With a rollover, you have the money sent to you via check. You then must deposit the money into your Roth account within 60 days to avoid facing penalties. You will be assessed Roth IRA conversion taxes during the year that you make the conversion.
SIMPLE IRA to Roth IRA
To convert a SIMPLE IRA to a Roth IRA, it is important for you to follow the rules. You cannot complete a conversion of your SIMPLE IRA to a Roth IRA within the first two years following the date that you began participating in your employer’s SIMPLE plan.
If you violate the rule and send the money to your Roth IRA within that two-year time period, you will have to pay a 25 percent penalty in addition to the taxes that you will be assessed. This is because it will count as a distribution rather than as a rollover.
Other Roth IRA concepts
There are a few other Roth IRA concepts that you should know. We have addressed them below.
Converting an IRA to Roth after retirement
It is possible to complete a Roth conversion after retirement, but it is important for you to decide whether it makes sense for you to do so. There is no Roth conversion age limit, meaning that you are able to complete a traditional to Roth IRA conversion regardless of your age.
You will want to make sure that completing a traditional IRA conversion to Roth will not push you into a much higher tax bracket during the year that it occurs. If it does, more of your Social Security benefits may be taxed, you may face a large income tax bill, and you may be forced to pay a high Medicare surcharge.
Roth conversion ladder
A Roth IRA conversion ladder is a method that you can use to access your retirement funds early so that you can retire well before you reach the normal retirement age. You can do this by contributing the maximum that you can to a tax-advantaged account at your job such as a 401(k).
When you leave your job, roll the money from your 401(k) into a traditional IRA. There aren’t any penalties for doing so. If you believe that you will need to access some of the money after five years, complete a rollover of that amount into your Roth IRA account. You will then need to wait for five years to comply with the Roth IRA conversion 5 year rule. Once those five years have elapsed, you can make withdrawals without incurring any additional taxes or penalties.
Impact on beneficiaries
If you are a beneficiary of an inherited IRA, it is possible for you to convert it to a Roth IRA. However, few beneficiaries do this because the amount of the conversion will be reflected on their income taxes for that year.

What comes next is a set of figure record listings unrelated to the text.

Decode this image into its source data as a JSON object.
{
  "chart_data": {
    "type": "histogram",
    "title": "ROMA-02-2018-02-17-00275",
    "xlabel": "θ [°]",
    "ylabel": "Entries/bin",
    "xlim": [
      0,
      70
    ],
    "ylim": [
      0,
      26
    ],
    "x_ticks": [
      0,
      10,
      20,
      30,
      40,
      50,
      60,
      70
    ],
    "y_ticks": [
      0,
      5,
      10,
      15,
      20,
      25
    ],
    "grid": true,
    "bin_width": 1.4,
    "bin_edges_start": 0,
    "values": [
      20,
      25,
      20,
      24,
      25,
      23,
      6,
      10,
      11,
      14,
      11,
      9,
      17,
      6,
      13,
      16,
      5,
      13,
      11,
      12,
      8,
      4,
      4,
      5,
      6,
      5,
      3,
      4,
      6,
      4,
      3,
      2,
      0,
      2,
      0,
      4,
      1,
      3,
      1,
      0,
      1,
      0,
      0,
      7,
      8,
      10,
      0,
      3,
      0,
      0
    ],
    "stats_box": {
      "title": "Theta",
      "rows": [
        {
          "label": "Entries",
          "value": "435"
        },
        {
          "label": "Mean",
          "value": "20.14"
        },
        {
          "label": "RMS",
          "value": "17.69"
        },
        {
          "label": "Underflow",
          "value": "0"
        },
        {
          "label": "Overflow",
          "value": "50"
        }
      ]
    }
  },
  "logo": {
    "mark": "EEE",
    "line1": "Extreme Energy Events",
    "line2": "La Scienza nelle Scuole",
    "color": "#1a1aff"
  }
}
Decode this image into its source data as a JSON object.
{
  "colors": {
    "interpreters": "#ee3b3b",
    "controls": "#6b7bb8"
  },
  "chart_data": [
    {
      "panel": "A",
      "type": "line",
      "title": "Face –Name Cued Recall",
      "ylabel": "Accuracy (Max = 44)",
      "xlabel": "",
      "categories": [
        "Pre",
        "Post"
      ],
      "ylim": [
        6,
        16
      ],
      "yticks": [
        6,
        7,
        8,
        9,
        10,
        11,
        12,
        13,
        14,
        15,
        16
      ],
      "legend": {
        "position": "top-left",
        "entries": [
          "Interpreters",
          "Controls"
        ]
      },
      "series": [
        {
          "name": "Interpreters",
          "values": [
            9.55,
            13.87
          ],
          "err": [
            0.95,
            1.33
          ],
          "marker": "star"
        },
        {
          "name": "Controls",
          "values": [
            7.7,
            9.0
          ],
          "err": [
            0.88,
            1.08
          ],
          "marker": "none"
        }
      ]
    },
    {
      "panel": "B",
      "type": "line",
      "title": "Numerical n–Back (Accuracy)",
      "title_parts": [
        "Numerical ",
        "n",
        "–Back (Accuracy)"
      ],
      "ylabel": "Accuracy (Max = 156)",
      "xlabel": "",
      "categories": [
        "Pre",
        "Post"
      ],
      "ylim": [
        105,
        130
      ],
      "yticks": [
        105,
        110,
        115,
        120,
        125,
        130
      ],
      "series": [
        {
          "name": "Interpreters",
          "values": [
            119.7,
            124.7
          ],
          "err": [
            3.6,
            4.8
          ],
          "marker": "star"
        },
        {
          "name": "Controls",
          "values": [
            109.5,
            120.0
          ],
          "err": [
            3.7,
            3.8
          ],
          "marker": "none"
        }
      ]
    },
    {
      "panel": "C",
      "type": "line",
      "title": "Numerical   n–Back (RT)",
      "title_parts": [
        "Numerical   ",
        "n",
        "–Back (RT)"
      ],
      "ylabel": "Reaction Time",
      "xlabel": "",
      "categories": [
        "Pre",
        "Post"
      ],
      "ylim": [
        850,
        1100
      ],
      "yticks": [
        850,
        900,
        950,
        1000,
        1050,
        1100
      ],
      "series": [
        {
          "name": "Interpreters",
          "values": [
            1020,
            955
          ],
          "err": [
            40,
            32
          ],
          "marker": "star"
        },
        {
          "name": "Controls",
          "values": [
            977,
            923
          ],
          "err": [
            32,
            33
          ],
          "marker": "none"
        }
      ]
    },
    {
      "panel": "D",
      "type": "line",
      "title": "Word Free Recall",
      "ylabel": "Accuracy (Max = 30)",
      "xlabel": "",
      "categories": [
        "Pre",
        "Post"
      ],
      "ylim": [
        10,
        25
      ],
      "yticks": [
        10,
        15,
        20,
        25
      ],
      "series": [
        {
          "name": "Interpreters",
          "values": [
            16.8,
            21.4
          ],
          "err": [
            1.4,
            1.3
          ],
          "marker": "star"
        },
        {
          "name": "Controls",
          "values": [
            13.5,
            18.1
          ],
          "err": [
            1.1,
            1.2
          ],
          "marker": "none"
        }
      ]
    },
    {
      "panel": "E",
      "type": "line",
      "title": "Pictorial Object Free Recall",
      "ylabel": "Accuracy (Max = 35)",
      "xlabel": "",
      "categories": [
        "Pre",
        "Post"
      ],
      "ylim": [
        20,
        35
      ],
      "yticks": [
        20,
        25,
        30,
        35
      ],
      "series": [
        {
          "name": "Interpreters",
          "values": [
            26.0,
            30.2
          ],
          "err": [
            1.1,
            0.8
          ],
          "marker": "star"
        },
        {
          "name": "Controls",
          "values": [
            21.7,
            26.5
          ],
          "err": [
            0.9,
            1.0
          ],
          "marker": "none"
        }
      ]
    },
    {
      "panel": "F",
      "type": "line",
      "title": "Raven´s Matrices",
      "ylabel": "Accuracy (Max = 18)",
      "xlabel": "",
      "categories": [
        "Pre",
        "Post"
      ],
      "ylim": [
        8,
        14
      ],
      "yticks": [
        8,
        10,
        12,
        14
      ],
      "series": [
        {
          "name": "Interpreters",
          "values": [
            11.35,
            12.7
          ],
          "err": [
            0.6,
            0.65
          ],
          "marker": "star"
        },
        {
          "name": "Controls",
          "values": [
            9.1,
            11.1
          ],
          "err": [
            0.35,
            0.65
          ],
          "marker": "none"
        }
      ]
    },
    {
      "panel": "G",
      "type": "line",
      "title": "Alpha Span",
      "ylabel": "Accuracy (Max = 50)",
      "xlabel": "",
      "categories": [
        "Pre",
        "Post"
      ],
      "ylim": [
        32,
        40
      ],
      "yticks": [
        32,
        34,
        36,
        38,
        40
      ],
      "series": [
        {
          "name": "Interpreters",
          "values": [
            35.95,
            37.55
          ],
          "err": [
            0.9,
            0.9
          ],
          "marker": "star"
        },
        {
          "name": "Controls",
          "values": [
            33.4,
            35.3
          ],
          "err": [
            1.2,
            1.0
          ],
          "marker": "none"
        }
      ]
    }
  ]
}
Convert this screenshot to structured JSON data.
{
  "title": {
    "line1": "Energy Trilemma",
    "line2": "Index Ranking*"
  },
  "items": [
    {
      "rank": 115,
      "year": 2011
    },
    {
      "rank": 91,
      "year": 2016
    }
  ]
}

A conversion may make more sense if your current tax bracket is low and your expected future tax bracket will be higher. Then, it might be more advantageous for you to complete this type of conversion.
Partial rollovers for Roth IRAs
It is possible to complete a partial rollover to a Roth IRA. Some people choose to do this so that they can spread out the payment of taxes on their balances by making several rollovers in successive years from their traditional accounts to their Roth account.
This approach might make a lot of sense if your traditional account balance is very high. Instead of jumping up a couple of tax brackets, you can split the balance up over a few years so that your taxes will be more manageable.
Reversing a Roth IRA conversion
While it used to be possible to reverse a Roth IRA conversion, that is no longer the case. The Tax Cuts and Jobs Act nixed the ability of people to reverse their Roth IRA conversions once per year.